Ammetto, io Jimmy Standard, non sono sempre stato il miglior padre. Non il peggiore, ma certamente non il padre presente e coinvolto che avrei dovuto essere. Sono un avvocato, e uno di successo, ma quel successo ha avuto un costo. Avevo sempre intenzione di sposare mia moglie e avere figli, ma la vita aveva altri piani.
Proprio quando fui promosso da praticante a avvocato associato, la mia fidanzata rimase incinta del nostro primo figlio, Dylan Tides. Avrei potuto tirarmi indietro, trovare un lavoro meno impegnativo, ma la mia ambizione e il desiderio di provvedere alla mia nuova famiglia mi spinsero avanti. Mi dicevo che era tutto per loro, ma guardandomi indietro, so che mi stavo ingannando.
Gli anni passarono in un turbine. I miei ragazzi crebbero, e mia moglie, sempre paziente e supportiva, tenne unita la nostra famiglia. Non vidi quanto stesse facendo senza di me finché non fu troppo tardi. Chiese il divorzio, e non potei biasimarla. Portò via il nostro figlio più piccolo, Canyon, mentre Dylan, il mio primogenito, scelse di vivere con me. Non lo biasimo; data la scelta tra una madre iperprotettiva o un padre distratto e workaholic, qualsiasi adolescente sceglierebbe quest’ultimo.
Lasciai la corsa dei topi corporativa, accettando una partnership in uno studio più piccolo gestito da vecchi amici dell’università di legge. Ero determinato a essere un padre migliore per Dylan. Insistei che avesse un mentore live-in, qualcuno che lo guidasse e lo tenesse sulla retta via. A suo merito, Dylan si impegnò e si dimostrò responsabile.
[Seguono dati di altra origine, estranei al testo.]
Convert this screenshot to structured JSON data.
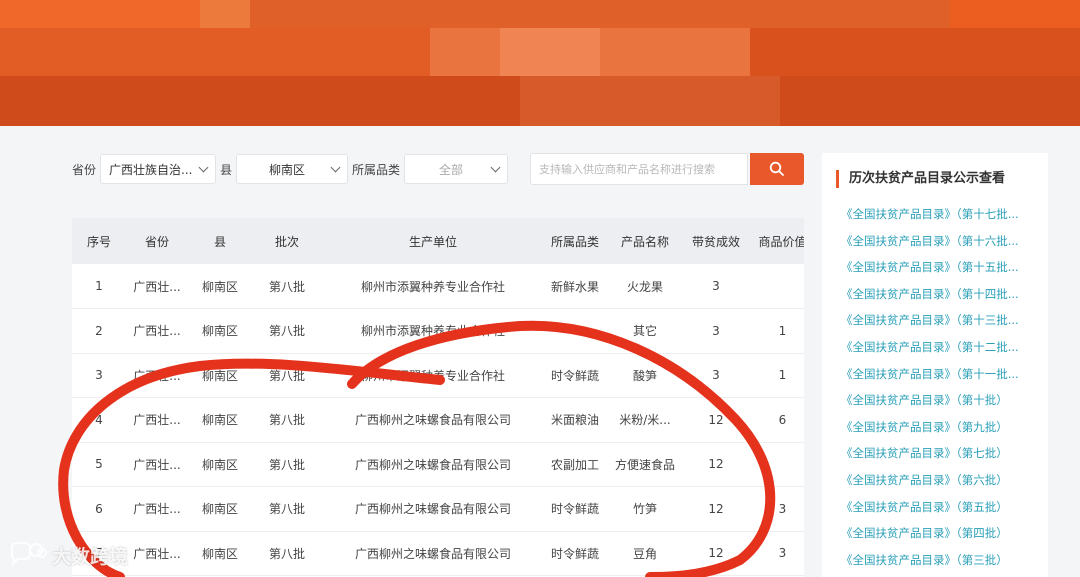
{
  "filters": {
    "province_label": "省份",
    "province_value": "广西壮族自治...",
    "county_label": "县",
    "county_value": "柳南区",
    "category_label": "所属品类",
    "category_value": "全部",
    "search_placeholder": "支持输入供应商和产品名称进行搜索"
  },
  "table": {
    "headers": [
      "序号",
      "省份",
      "县",
      "批次",
      "生产单位",
      "所属品类",
      "产品名称",
      "带贫成效",
      "商品价值"
    ],
    "rows": [
      [
        "1",
        "广西壮...",
        "柳南区",
        "第八批",
        "柳州市添翼种养专业合作社",
        "新鲜水果",
        "火龙果",
        "3",
        ""
      ],
      [
        "2",
        "广西壮...",
        "柳南区",
        "第八批",
        "柳州市添翼种养专业合作社",
        "",
        "其它",
        "3",
        "1"
      ],
      [
        "3",
        "广西壮...",
        "柳南区",
        "第八批",
        "柳州市添翼种养专业合作社",
        "时令鲜蔬",
        "酸笋",
        "3",
        "1"
      ],
      [
        "4",
        "广西壮...",
        "柳南区",
        "第八批",
        "广西柳州之味螺食品有限公司",
        "米面粮油",
        "米粉/米...",
        "12",
        "6"
      ],
      [
        "5",
        "广西壮...",
        "柳南区",
        "第八批",
        "广西柳州之味螺食品有限公司",
        "农副加工",
        "方便速食品",
        "12",
        ""
      ],
      [
        "6",
        "广西壮...",
        "柳南区",
        "第八批",
        "广西柳州之味螺食品有限公司",
        "时令鲜蔬",
        "竹笋",
        "12",
        "3"
      ],
      [
        "7",
        "广西壮...",
        "柳南区",
        "第八批",
        "广西柳州之味螺食品有限公司",
        "时令鲜蔬",
        "豆角",
        "12",
        "3"
      ]
    ]
  },
  "sidebar": {
    "title": "历次扶贫产品目录公示查看",
    "items": [
      "《全国扶贫产品目录》（第十七批...",
      "《全国扶贫产品目录》（第十六批...",
      "《全国扶贫产品目录》（第十五批...",
      "《全国扶贫产品目录》（第十四批...",
      "《全国扶贫产品目录》（第十三批...",
      "《全国扶贫产品目录》（第十二批...",
      "《全国扶贫产品目录》（第十一批...",
      "《全国扶贫产品目录》（第十批）",
      "《全国扶贫产品目录》（第九批）",
      "《全国扶贫产品目录》（第七批）",
      "《全国扶贫产品目录》（第六批）",
      "《全国扶贫产品目录》（第五批）",
      "《全国扶贫产品目录》（第四批）",
      "《全国扶贫产品目录》（第三批）"
    ]
  },
  "watermark": {
    "text": "大数跨境",
    "icon": "chat-bubble-logo-icon"
  },
  "colors": {
    "accent": "#e8582a",
    "link": "#2a9fb8",
    "annotation": "#e5321d",
    "banner": "#d9501c"
  }
}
Essere separato da Canyon è stato difficile, ma sua madre e io abbiamo un’intesa, e lo vedo il più spesso possibile. Ora, lei lo sta mandando a vivere con me, e non sono sicuro se sia per il suo bene o per il suo. In ogni caso, sono felice di riavere il mio ragazzo.
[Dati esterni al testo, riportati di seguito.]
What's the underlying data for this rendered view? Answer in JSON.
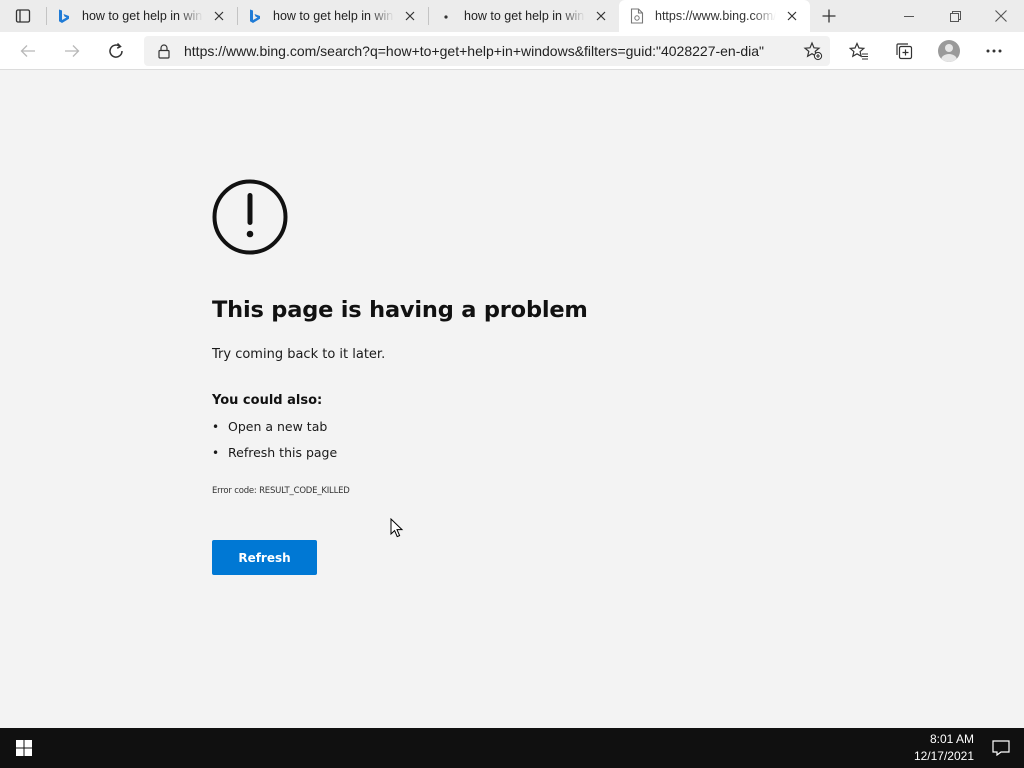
{
  "browser": {
    "tabs": [
      {
        "title": "how to get help in windows",
        "favicon": "bing-icon",
        "active": false
      },
      {
        "title": "how to get help in windows",
        "favicon": "bing-icon",
        "active": false
      },
      {
        "title": "how to get help in windows",
        "favicon": "loading-dot-icon",
        "active": false
      },
      {
        "title": "https://www.bing.com/search",
        "favicon": "error-page-icon",
        "active": true
      }
    ],
    "address_url": "https://www.bing.com/search?q=how+to+get+help+in+windows&filters=guid:\"4028227-en-dia\"",
    "accent_color": "#0078d4"
  },
  "error_page": {
    "title": "This page is having a problem",
    "subtitle": "Try coming back to it later.",
    "also_heading": "You could also:",
    "suggestions": [
      "Open a new tab",
      "Refresh this page"
    ],
    "error_code": "Error code: RESULT_CODE_KILLED",
    "refresh_label": "Refresh"
  },
  "taskbar": {
    "time": "8:01 AM",
    "date": "12/17/2021"
  }
}
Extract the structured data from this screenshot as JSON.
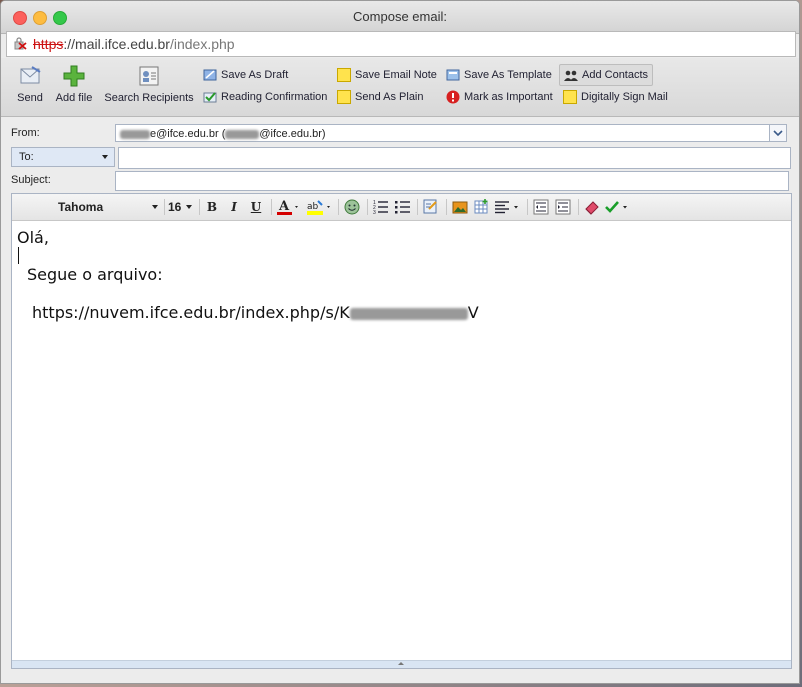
{
  "window": {
    "title": "Compose email:"
  },
  "urlbar": {
    "scheme": "https",
    "rest_pre": "://mail.ifce.edu.br",
    "path": "/index.php"
  },
  "toolbar": {
    "send": "Send",
    "add_file": "Add file",
    "search_recipients": "Search Recipients",
    "save_as_draft": "Save As Draft",
    "reading_confirmation": "Reading Confirmation",
    "save_email_note": "Save Email Note",
    "send_as_plain": "Send As Plain",
    "save_as_template": "Save As Template",
    "mark_as_important": "Mark as Important",
    "add_contacts": "Add Contacts",
    "digitally_sign_mail": "Digitally Sign Mail"
  },
  "fields": {
    "from_label": "From:",
    "from_value_mid": "e@ifce.edu.br (",
    "from_value_end": "@ifce.edu.br)",
    "to_label": "To:",
    "subject_label": "Subject:"
  },
  "editor": {
    "font_family": "Tahoma",
    "font_size": "16",
    "bold": "B",
    "italic": "I",
    "underline": "U",
    "body_line1": "Olá,",
    "body_line2": "Segue o arquivo:",
    "body_line3": "https://nuvem.ifce.edu.br/index.php/s/K",
    "body_line3_tail": "V"
  },
  "colors": {
    "text_color_bar": "#d40000",
    "highlight_bar": "#ffff00",
    "check": "#1a9e2a"
  }
}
Ma c’è una complicazione. Nel corso degli anni, Dylan e io siamo diventati incredibilmente vicini—più di un tipico padre e figlio. Quando mi fece coming out a diciannove anni, fui orgoglioso di lui, ma anche in conflitto. Non volevo che si preoccupasse della mia accettazione, ma non mi aspettavo nemmeno di provare una così forte attrazione per mio figlio.
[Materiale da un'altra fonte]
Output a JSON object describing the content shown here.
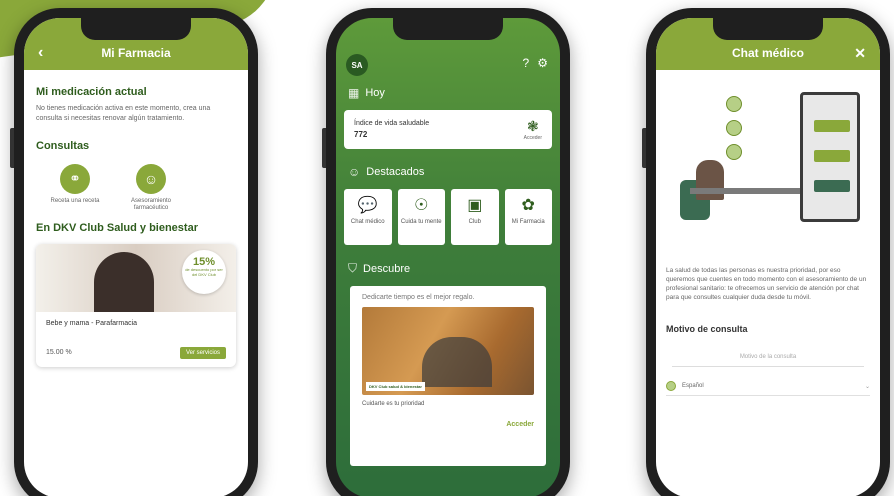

Un giorno, dopo una conversazione emotiva, Dylan notò la mia risposta fisica alla nostra vicinanza. Mi baciò, e non riuscii a resistere. Da allora, la nostra relazione si è evoluta in qualcosa di profondamente intimo e tabù. Mi sono promesso di parlarne con Canyon, per prepararlo a ciò che potrebbe vedere o sentire, ma la fame negli occhi di Dylan rende difficile resistere.
Mentre uscivo dalla doccia, Dylan venne a dirmi che Canyon si era sistemato. Lo sguardo nei suoi occhi era inequivocabile. So che dovremmo stare attenti, essere silenziosi, ma come posso negare a mio figlio ciò di cui ha bisogno? Di cui abbiamo bisogno entrambi? Dovremo navigare tutto questo con cura, ma per ora, non posso fare a meno di cedere alla passione che brucia tra noi.